Me l’immagino già in un ritratto, il ritratto di quel loro preciso momento di vita. Speriamo rimangano fermi, abbracciati così, proprio lì, in quell’angolo di pace che incornicia il loro amore.
 
Sgattaiolo silenziosamente, ma altrettanto velocemente, mi dirigo nell’altra stanza, nello studio, dove appoggio la mia macchina fotografica. Sono un abitudinario: quando la devo posare l'adagio sempre sulla sedia nera posta accanto alla porta, appena si entra nella stanza. Sì, proprio su quel trono, quello con i braccioli enormi e la testata imponente perchè Lei, la mia Nikon, è importante, Lei merita tutto questo e anche altro.

Mi è sempre stata amica e confidente nei momenti più bui della mia vita, come quando Luìs mi aveva lasciato ed io mi ero sentito tremendamente solo. Solo, sì, ma ... forse felice. Vero, ora posso dirmelo: io non avrei mai compiuto un passo simile, non avrei mai avuto il coraggio di dirle la verità, di dirle che in realtà non l’amavo e che, forse, non l'avevo mai amata. Probabilmente, al tempo, non avevo nemmeno il coraggio di dirlo a me stesso, tanto la vita andava avanti comunque.

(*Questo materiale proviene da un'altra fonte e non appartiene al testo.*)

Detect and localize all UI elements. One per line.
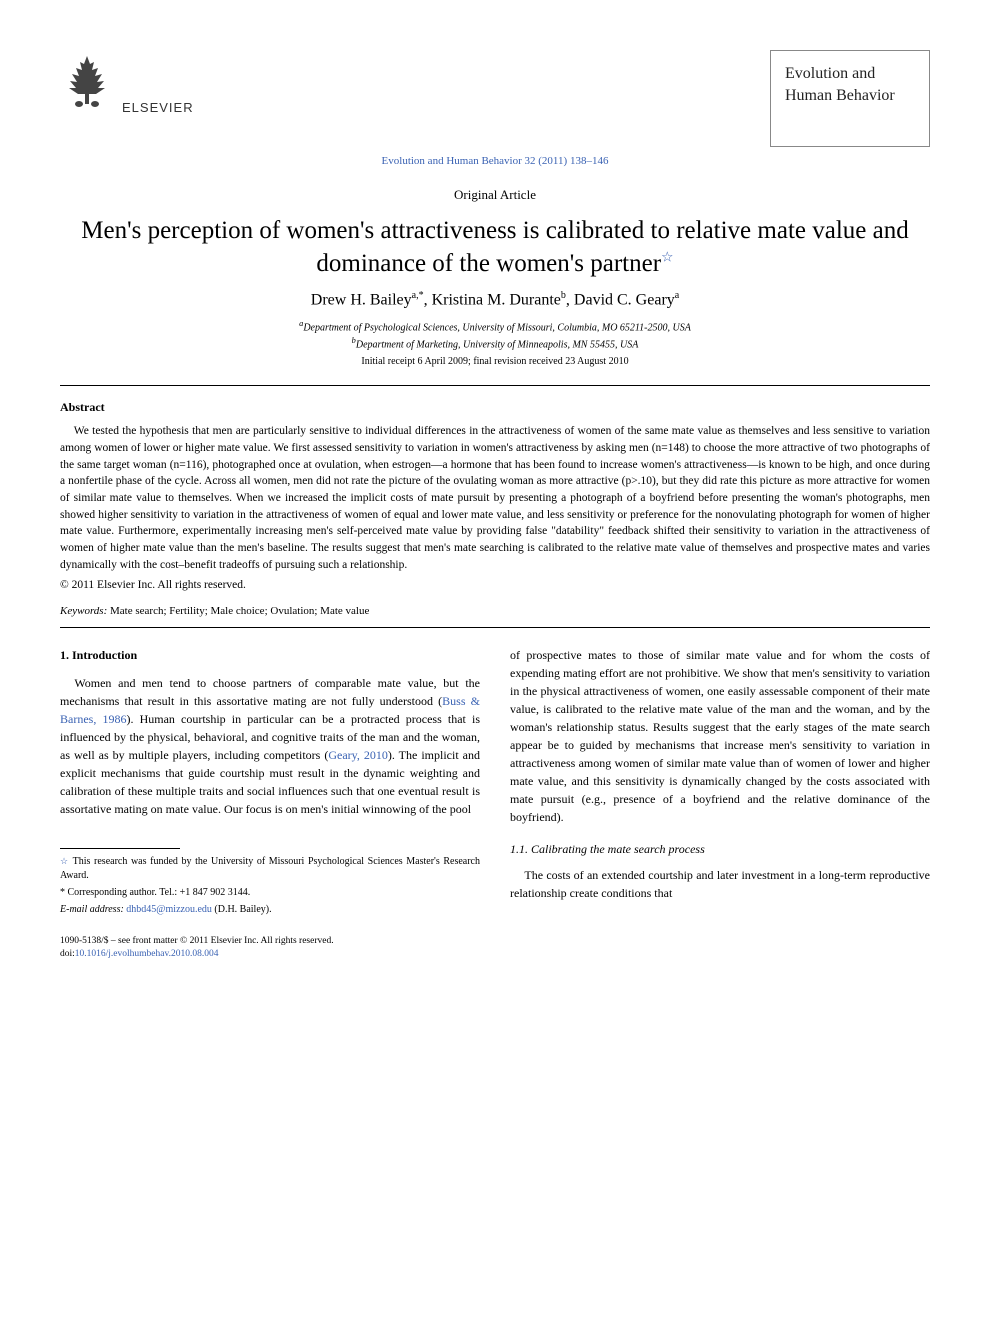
email-link[interactable]: dhbd45@mizzou.edu <box>126 904 212 915</box>
affiliation-a: aDepartment of Psychological Sciences, U… <box>60 318 930 335</box>
author-3-affil-sup: a <box>675 290 679 301</box>
affil-b-text: Department of Marketing, University of M… <box>356 339 638 350</box>
elsevier-tree-icon <box>60 50 114 115</box>
email-tail: (D.H. Bailey). <box>212 904 272 915</box>
abstract-copyright: © 2011 Elsevier Inc. All rights reserved… <box>60 579 930 591</box>
article-type: Original Article <box>60 187 930 203</box>
abstract-body: We tested the hypothesis that men are pa… <box>60 423 930 573</box>
publisher-name: ELSEVIER <box>122 100 194 115</box>
footnotes: ☆ This research was funded by the Univer… <box>60 855 480 917</box>
section-1-heading: 1. Introduction <box>60 646 480 664</box>
affiliation-b: bDepartment of Marketing, University of … <box>60 335 930 352</box>
doi-link[interactable]: 10.1016/j.evolhumbehav.2010.08.004 <box>75 949 219 959</box>
doi-line: doi:10.1016/j.evolhumbehav.2010.08.004 <box>60 948 480 960</box>
divider-top <box>60 385 930 386</box>
column-left: 1. Introduction Women and men tend to ch… <box>60 646 480 960</box>
citation-line[interactable]: Evolution and Human Behavior 32 (2011) 1… <box>60 155 930 167</box>
keywords-line: Keywords: Mate search; Fertility; Male c… <box>60 605 930 617</box>
authors-line: Drew H. Baileya,*, Kristina M. Duranteb,… <box>60 290 930 309</box>
footnote-email: E-mail address: dhbd45@mizzou.edu (D.H. … <box>60 903 480 917</box>
publisher-block: ELSEVIER <box>60 50 194 115</box>
divider-bottom <box>60 627 930 628</box>
footnote-star-icon: ☆ <box>60 856 69 866</box>
footnote-corr-text: Corresponding author. Tel.: +1 847 902 3… <box>65 887 250 898</box>
subsection-1-1-heading: 1.1. Calibrating the mate search process <box>510 840 930 858</box>
author-1-affil-sup: a, <box>412 290 419 301</box>
intro-text-1a: Women and men tend to choose partners of… <box>60 676 480 708</box>
author-1: Drew H. Bailey <box>311 292 412 309</box>
body-columns: 1. Introduction Women and men tend to ch… <box>60 646 930 960</box>
citation-geary[interactable]: Geary, 2010 <box>328 748 388 762</box>
intro-para-1-cont: of prospective mates to those of similar… <box>510 646 930 826</box>
front-matter-line: 1090-5138/$ – see front matter © 2011 El… <box>60 935 480 960</box>
journal-title-box: Evolution and Human Behavior <box>770 50 930 147</box>
column-right: of prospective mates to those of similar… <box>510 646 930 960</box>
affil-a-text: Department of Psychological Sciences, Un… <box>303 322 691 333</box>
affiliations: aDepartment of Psychological Sciences, U… <box>60 318 930 353</box>
subsection-1-1-para: The costs of an extended courtship and l… <box>510 866 930 902</box>
footnote-funding-text: This research was funded by the Universi… <box>60 856 480 881</box>
footnote-funding: ☆ This research was funded by the Univer… <box>60 855 480 883</box>
email-label: E-mail address: <box>60 904 126 915</box>
article-title: Men's perception of women's attractivene… <box>60 215 930 280</box>
footnote-rule <box>60 848 180 849</box>
author-3: , David C. Geary <box>566 292 675 309</box>
doi-label: doi: <box>60 949 75 959</box>
abstract-heading: Abstract <box>60 400 930 415</box>
title-footnote-star-icon[interactable]: ☆ <box>661 250 674 265</box>
keywords-label: Keywords: <box>60 605 107 617</box>
page-header: ELSEVIER Evolution and Human Behavior <box>60 50 930 147</box>
author-2: , Kristina M. Durante <box>424 292 561 309</box>
intro-para-1: Women and men tend to choose partners of… <box>60 674 480 818</box>
title-text: Men's perception of women's attractivene… <box>81 217 908 277</box>
footnote-corresponding: * Corresponding author. Tel.: +1 847 902… <box>60 886 480 900</box>
receipt-dates: Initial receipt 6 April 2009; final revi… <box>60 356 930 367</box>
keywords-values: Mate search; Fertility; Male choice; Ovu… <box>107 605 369 617</box>
front-matter-text: 1090-5138/$ – see front matter © 2011 El… <box>60 935 480 947</box>
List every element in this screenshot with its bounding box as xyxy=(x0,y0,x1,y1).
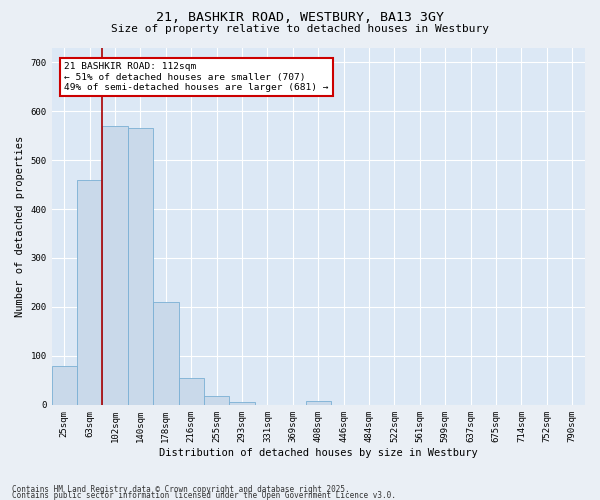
Bar xyxy=(128,128,153,405)
Bar xyxy=(103,126,128,405)
Text: Contains public sector information licensed under the Open Government Licence v3: Contains public sector information licen… xyxy=(12,491,396,500)
Bar xyxy=(229,402,255,405)
X-axis label: Distribution of detached houses by size in Westbury: Distribution of detached houses by size … xyxy=(159,448,478,458)
Text: Contains HM Land Registry data © Crown copyright and database right 2025.: Contains HM Land Registry data © Crown c… xyxy=(12,484,350,494)
Text: 21 BASHKIR ROAD: 112sqm
← 51% of detached houses are smaller (707)
49% of semi-d: 21 BASHKIR ROAD: 112sqm ← 51% of detache… xyxy=(64,62,329,92)
Bar xyxy=(204,396,229,405)
Bar xyxy=(153,302,179,405)
Bar xyxy=(179,378,204,405)
Bar xyxy=(52,366,77,405)
Text: Size of property relative to detached houses in Westbury: Size of property relative to detached ho… xyxy=(111,24,489,34)
Y-axis label: Number of detached properties: Number of detached properties xyxy=(15,136,25,317)
Text: 21, BASHKIR ROAD, WESTBURY, BA13 3GY: 21, BASHKIR ROAD, WESTBURY, BA13 3GY xyxy=(156,11,444,24)
Bar xyxy=(77,180,103,405)
Bar xyxy=(305,401,331,405)
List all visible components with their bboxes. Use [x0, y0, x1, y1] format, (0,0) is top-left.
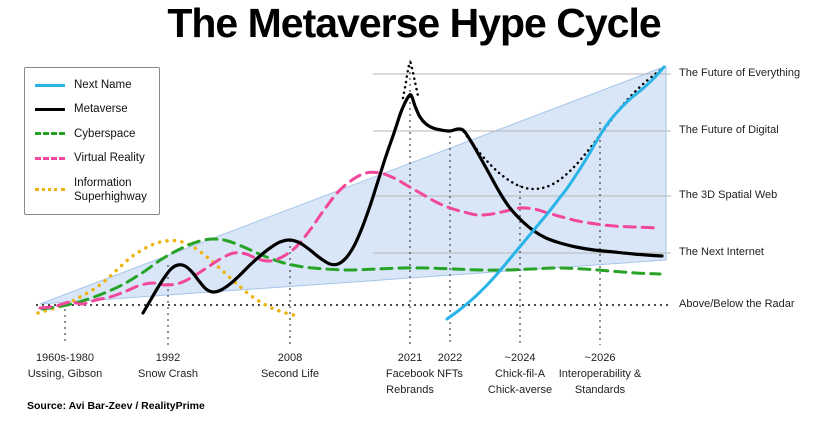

Ogni mattina prendevo la mia spider, uscivo, trascorrevo la giornata tra mille granelli di sabbia e polvere, rientravo alla sera, quando ormai era già buio, mangiavo qualcosa con lei, poi mi ritiravo nello studio a rielaborare le foto, a svilupparle e ... ad amarle. Sì, perché il mio vero amore erano proprio loro, le mie fotografie, quegli scatti che mi catturavano per tutta la giornata e avevano il potere di portarmi altrove. A loro dedicavo tutta la mia passione, la rigettavo lì, proprio tutta, come se con loro vivesse l’amore, l'amore platonico e, nel contempo, quello carnale che le avvolgeva e in esse affogava. Erano loro stesse a urlarlo, erano le foto a far percepire racconti intensi, ricchi di  sentimenti e di tradizioni, nonché della storia di diverse popolazioni, come per esempio quella dei Dogon, il popolo delle stelle che vive nello scontro tra luce e tenebre, un popolo misterioso che di giorno, con Il Sole, crede alla vittoria della luce, mentre di notte, con Sirio, confida in quella delle tenebre.
 
Alla fine....un po' proprio come me...

ABOUT / Malick Sibidè

Malick Sidibé (Soloba, 1936 – Bamako, 14 aprile 2016) è stato un fotografo maliano. Partendo dal nulla è diventato un famoso reporter, conosciuto a livello internazionale per le sue immagini in bianco e nero che ritraggono la sua terra, la gioventù, le feste e le famiglie di Bamako negli anni Sessanta e Settanta. In questa città ha studiato disegno e gioielli alla scuola degli artigiani sidanesi e ha esposto i propri lavori in gallerie europee, giapponesi e americane. Ha ricevuto diversi premi tra cui, nel 2007, il Leone d’oro alla carriera in occasione della cinquantaduesima Biennale di Venezia e, nel 2008, l’Infinity Awards.